DEBT RELIEF FOR AFRICA
IMF, World Bank Support $2.1 Billion Debt Relief for Guinea
By Ivohasina Razafimahefa
IMF African Department
September 26, 2012
- Guinea's annual average debt service reduced by more than 60 percent
- Debt relief highlights progress in policy management, performance
- IMF urges structural reform to maximize benefits from expected mining boom
The IMF and the World Bank decided, on September 26 and 25 respectively, to support debt relief of $2.1 billion for Guinea.
The Executive Boards of the two institutions agreed that Guinea had reached the final stage, or completion point, of the Enhanced Heavily Indebted Poor Countries (HIPC) Initiative. As a result, the west African country will benefit from debt relief under the HIPC Initiative and the Multilateral Debt Relief Initiative (MDRI), and from additional relief from bilateral creditors.
Total external debt service savings amount to $2.1 billion over 40 years, corresponding to a reduction of 66 percent. Multilateral creditors contribute 70 percent of the relief being provided, with the remainder coming from bilateral and commercial creditors. Debt relief provided by the World Bank’s International Development Association and the African Development Bank under the MDRI would save Guinea $964 million in debt service over 40 years (see chart).
Guinea’s debt indicators will improve substantially as a result of the move. The ratio of the present value of future debt service to GDP will fall from about 50 percent at end-2011 to 13 percent at end-2012; and the ratio of the present value of future debt service to exports will be reduced from 186 percent to 49 percent, respectively, for the two periods. Guinea’s graduation under the enhanced HIPC Initiative brings to 34 the number of countries that benefited from its debt relief (see box).
Central African Republic
Republic of Congo
Democratic Republic of Congo
São Tomé and Príncipe
To reach the completion point under the HIPC debt relief initiative, Guinea had to meet specific targets relating to poverty reduction, macroeconomic management, and institutional reforms.
• Poverty reduction: preparation of a poverty reduction strategy in a participatory process, and satisfactory implementation of that strategy for at least one year
• Macroeconomic stability: good performance under the economic program being supported with financing under the IMF’s Extended Credit Facility
• Transparent governance: publication of annual reports of the anti-corruption agency and of audit reports of large government procurement contracts; and
• Improvement in the education and health sectors: the hiring of additional teachers and achievement of targets regarding children immunization and prenatal care.
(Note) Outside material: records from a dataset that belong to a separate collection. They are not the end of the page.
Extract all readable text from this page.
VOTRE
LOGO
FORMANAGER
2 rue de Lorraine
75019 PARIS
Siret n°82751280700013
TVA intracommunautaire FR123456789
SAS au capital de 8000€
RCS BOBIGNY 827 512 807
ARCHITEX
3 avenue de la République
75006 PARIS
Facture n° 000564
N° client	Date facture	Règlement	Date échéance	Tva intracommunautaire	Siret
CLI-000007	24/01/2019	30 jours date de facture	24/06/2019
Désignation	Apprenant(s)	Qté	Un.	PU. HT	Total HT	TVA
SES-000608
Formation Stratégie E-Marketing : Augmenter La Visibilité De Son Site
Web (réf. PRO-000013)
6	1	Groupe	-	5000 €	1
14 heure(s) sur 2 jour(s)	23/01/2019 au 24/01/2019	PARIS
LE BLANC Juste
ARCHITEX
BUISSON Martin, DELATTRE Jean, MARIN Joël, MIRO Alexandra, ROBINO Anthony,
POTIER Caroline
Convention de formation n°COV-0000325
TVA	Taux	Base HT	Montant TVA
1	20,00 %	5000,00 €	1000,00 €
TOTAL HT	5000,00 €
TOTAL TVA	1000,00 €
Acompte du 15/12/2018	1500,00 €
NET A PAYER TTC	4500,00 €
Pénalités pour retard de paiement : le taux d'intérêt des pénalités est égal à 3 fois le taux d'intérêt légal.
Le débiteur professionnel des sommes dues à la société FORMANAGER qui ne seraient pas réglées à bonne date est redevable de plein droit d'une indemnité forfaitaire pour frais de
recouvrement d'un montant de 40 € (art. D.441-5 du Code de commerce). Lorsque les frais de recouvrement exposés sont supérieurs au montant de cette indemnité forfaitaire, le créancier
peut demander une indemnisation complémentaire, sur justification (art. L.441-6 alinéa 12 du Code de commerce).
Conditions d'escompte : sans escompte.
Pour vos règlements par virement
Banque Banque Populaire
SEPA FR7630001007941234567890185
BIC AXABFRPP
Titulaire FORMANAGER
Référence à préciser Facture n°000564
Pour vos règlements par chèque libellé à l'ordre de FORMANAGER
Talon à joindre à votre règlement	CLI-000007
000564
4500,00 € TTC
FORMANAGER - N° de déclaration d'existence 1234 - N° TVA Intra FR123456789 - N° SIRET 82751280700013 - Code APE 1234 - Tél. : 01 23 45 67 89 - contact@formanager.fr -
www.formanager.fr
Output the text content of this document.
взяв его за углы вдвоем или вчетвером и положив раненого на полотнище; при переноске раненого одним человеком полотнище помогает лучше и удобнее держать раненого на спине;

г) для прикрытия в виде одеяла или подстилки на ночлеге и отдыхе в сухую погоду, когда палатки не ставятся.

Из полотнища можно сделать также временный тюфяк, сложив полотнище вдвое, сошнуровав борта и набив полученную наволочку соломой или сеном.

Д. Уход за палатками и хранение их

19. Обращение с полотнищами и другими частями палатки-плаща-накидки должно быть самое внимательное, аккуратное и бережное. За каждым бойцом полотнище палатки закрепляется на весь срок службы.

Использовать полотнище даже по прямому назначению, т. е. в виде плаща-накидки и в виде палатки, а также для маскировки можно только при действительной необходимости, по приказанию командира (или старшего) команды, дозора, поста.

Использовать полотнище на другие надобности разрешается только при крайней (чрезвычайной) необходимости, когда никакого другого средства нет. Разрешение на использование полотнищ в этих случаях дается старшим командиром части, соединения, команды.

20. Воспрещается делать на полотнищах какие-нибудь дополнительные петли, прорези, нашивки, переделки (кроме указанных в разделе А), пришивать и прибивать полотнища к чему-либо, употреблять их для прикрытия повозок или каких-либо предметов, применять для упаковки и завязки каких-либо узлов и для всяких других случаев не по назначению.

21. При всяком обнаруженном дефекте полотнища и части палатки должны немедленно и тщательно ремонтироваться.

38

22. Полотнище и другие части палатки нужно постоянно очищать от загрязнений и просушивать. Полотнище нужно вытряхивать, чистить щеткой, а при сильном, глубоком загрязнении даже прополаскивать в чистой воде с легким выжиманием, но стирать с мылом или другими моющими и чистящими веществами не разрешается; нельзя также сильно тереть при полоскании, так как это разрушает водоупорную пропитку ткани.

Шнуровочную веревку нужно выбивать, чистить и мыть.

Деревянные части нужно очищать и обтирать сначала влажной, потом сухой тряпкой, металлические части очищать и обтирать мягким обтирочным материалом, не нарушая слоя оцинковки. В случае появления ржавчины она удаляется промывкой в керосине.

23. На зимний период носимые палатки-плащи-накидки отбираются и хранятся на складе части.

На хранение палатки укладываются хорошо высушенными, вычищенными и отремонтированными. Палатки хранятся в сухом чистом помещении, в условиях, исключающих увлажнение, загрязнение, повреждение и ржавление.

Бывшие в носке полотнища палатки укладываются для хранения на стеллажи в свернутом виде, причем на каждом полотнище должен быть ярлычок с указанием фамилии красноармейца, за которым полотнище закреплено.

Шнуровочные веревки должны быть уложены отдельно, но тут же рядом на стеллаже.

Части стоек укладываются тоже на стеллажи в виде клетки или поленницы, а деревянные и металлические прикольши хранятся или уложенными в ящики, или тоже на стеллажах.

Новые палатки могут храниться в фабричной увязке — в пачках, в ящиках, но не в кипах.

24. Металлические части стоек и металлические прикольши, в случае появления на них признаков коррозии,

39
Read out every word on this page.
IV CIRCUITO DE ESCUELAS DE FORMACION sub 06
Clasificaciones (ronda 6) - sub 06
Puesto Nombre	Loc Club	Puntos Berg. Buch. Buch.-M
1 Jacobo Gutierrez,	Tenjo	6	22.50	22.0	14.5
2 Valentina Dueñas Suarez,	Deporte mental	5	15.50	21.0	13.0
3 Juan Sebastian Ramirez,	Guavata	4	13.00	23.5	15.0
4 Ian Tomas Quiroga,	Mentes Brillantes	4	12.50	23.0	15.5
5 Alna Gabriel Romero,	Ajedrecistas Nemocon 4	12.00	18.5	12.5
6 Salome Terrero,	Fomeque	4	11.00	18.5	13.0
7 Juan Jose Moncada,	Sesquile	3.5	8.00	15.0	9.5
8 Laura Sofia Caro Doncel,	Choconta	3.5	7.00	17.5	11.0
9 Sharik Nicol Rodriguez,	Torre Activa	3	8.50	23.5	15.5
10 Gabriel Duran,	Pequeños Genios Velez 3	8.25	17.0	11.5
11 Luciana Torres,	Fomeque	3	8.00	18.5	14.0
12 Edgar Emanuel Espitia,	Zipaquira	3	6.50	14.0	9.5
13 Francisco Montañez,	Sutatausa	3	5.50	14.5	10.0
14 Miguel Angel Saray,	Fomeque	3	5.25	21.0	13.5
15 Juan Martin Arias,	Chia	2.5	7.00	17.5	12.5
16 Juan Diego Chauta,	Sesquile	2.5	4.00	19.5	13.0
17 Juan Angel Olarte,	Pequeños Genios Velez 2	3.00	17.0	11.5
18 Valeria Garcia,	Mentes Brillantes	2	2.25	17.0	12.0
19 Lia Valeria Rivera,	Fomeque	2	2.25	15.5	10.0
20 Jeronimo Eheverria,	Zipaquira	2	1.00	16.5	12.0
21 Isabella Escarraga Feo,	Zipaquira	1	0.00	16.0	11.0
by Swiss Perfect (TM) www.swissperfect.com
“Reaching the HIPC completion point represents an important achievement for Guinea. It reflects the significant progress made in economic management following the first democratic elections in December 2010. The resulting debt relief will provide Guinea more resources for poverty reduction and economic growth,” said Harry Snoek, IMF mission chief for Guinea.
Engagement with the IMF
The IMF and World Bank Boards declared in December 2000 that Guinea was eligible under the HIPC Initiative (the decision point). However, attainment of the final stage of the HIPC process, the completion point, was repeatedly delayed, mainly by political crises and weak economic management.
Guinea’s performance under IMF-supported programs was mixed until the first democratically elected government took office in 2011. An SMP covering 2011 was satisfactorily implemented, paving the way to a program supported under the Extended Credit Facility, approved in February 2012 and covering the period 2012–14.
Building on the mining boom
Guinea has abundant natural resources and enormous potential in agriculture, mining, and hydroelectricity. The strong macroeconomic policies and structural reforms initiated in 2011 have contributed to improving investors’ confidence and large new projects are being developed, notably in the mining sector.
It will be important to consolidate recent gains in macroeconomic stabilization and to avoid the policy reversals seen in the past. Structural reforms will be key to ensuring that the expected mining boom results in broad-based economic growth and poverty reduction. Such reforms should include strengthening governance in the mining sector, providing sustainable support to the agricultural sector, improving delivery of electricity and financial viability of the electricity company, and, more generally, improving economic governance and the business climate.
“Sound macroeconomic management will remain critical after the completion point to provide an enabling environment for growth, both in the mining and non-mining sectors. The authorities should adopt cautious debt management and policies to avoid falling back into debt distress,” Snoek said.